Target (NYSE TGT) said sales rose 1.9% in established stores during the third quarter, marking the fourth consecutive quarter that its establishments have increased customer visits.
According to the company based in Minneapolis, this increase is better than expected, thanks to changes in merchandise and deals that are paying off and have helped ease concerns over costs.
Facing the critical holiday shopping season, Target CEO Brian Cornell said the company is confident in its plans and was optimistic about the earnings outlook for the year.
Target’s CEO Generates Positive Results
These encouraging results for the company come after Cornell took over as CEO last year.
In the last quarter, Target had a 1.4% increase in customer traffic that fueled a 1.9% increase in sales in existing stores.
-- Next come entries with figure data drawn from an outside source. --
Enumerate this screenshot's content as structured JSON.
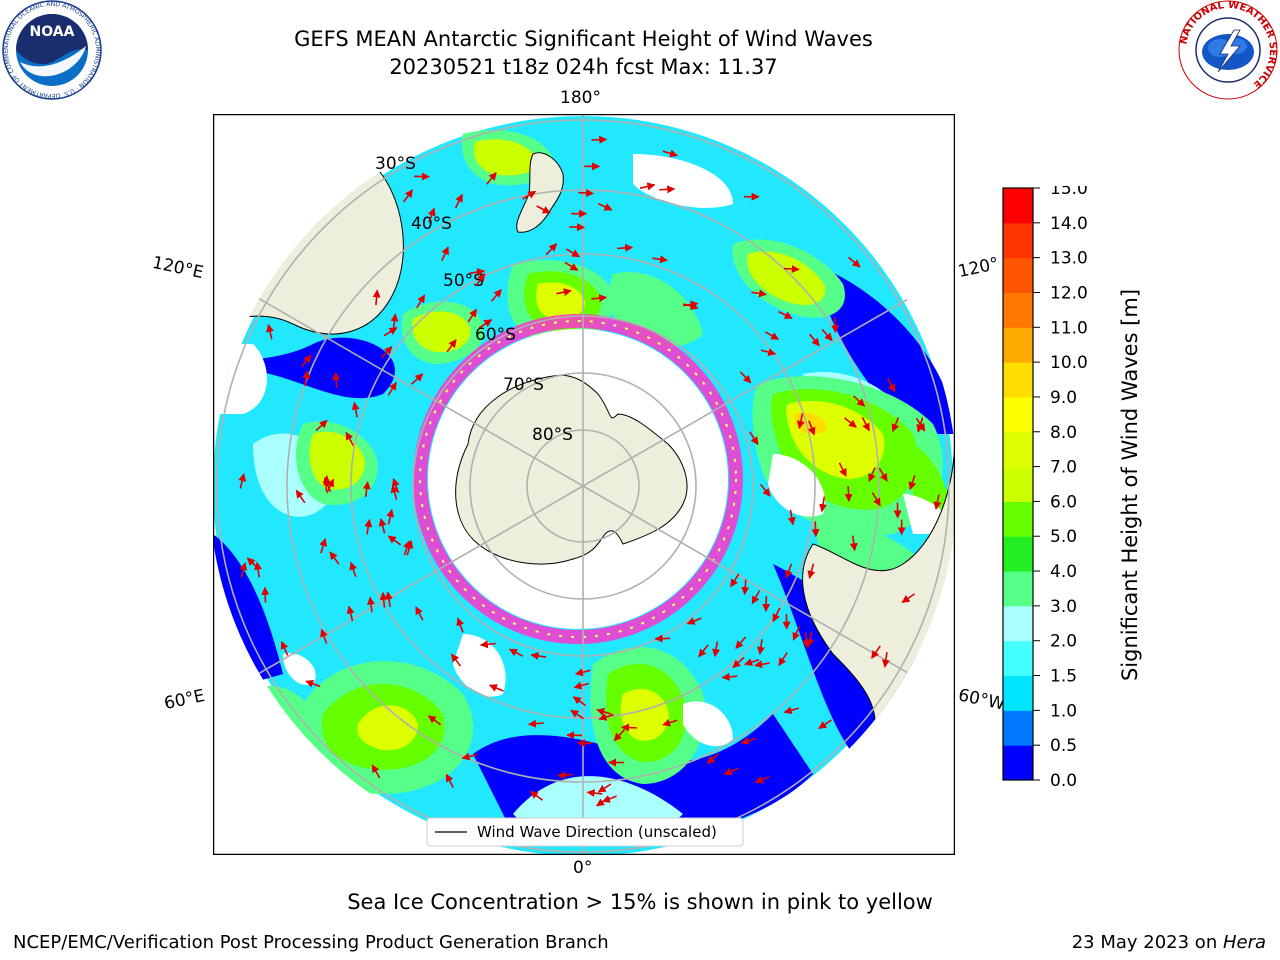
{
  "header": {
    "title_line1": "GEFS MEAN Antarctic Significant Height of Wind Waves",
    "title_line2": "20230521 t18z 024h fcst   Max: 11.37"
  },
  "logos": {
    "left": {
      "name": "noaa-logo",
      "text": "NOAA",
      "ring_text": "NATIONAL OCEANIC AND ATMOSPHERIC ADMINISTRATION · U.S. DEPARTMENT OF COMMERCE"
    },
    "right": {
      "name": "nws-logo",
      "ring_text": "NATIONAL WEATHER SERVICE"
    }
  },
  "map": {
    "projection": "south-polar-stereographic",
    "longitude_labels": [
      "180°",
      "120°E",
      "120°",
      "60°E",
      "60°W",
      "0°"
    ],
    "latitude_labels": [
      "30°S",
      "40°S",
      "50°S",
      "60°S",
      "70°S",
      "80°S"
    ],
    "legend_label": "Wind Wave Direction (unscaled)",
    "colors": {
      "land": "#eeeedd",
      "grid": "#b0b0b0",
      "vector": "#e00000",
      "ice_edge": "#ff33cc"
    }
  },
  "colorbar": {
    "label": "Significant Height of Wind Waves [m]",
    "tick_labels": [
      "0.0",
      "0.5",
      "1.0",
      "1.5",
      "2.0",
      "3.0",
      "4.0",
      "5.0",
      "6.0",
      "7.0",
      "8.0",
      "9.0",
      "10.0",
      "11.0",
      "12.0",
      "13.0",
      "14.0",
      "15.0"
    ],
    "colors": [
      "#0000ff",
      "#0077ff",
      "#00e5ff",
      "#44ffff",
      "#aaffff",
      "#55ff88",
      "#22ee22",
      "#66ff00",
      "#ccff00",
      "#ddff00",
      "#ffff00",
      "#ffdd00",
      "#ffaa00",
      "#ff7700",
      "#ff5500",
      "#ff3300",
      "#ff0000"
    ]
  },
  "footer": {
    "note": "Sea Ice Concentration > 15% is shown in pink to yellow",
    "credit_left": "NCEP/EMC/Verification Post Processing Product Generation Branch",
    "date": "23 May 2023 on ",
    "host": "Hera"
  }
}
Although this number is slower compared to recent periods, offering high-end products helped its revenues grow.
Amidst a more favorable mix of merchandise and less discounts, Target had a stable gross profit margin of 29.4%.
In all, for the third quarter, the company reported a profit of 549 million, or 87 cents per share, compared with 352 million, or 55 cents per share a year ago.
Excluding certain items and including investment losses in Canada, shares rose from 79 cents to 86 cents. Revenue rose 2.1% to 17.6 billion.
Thanks to these results, the company adjusted the earnings forecast from 4.65 dollars to 4.75 dollars per share, compared with its previous range of 4.60 dollars to 4.75 dollars per share.
Target’s results came a day after Walmart submitted its balance for its third quarter, which showed an increase in domestic sales even though the benefits were reduced.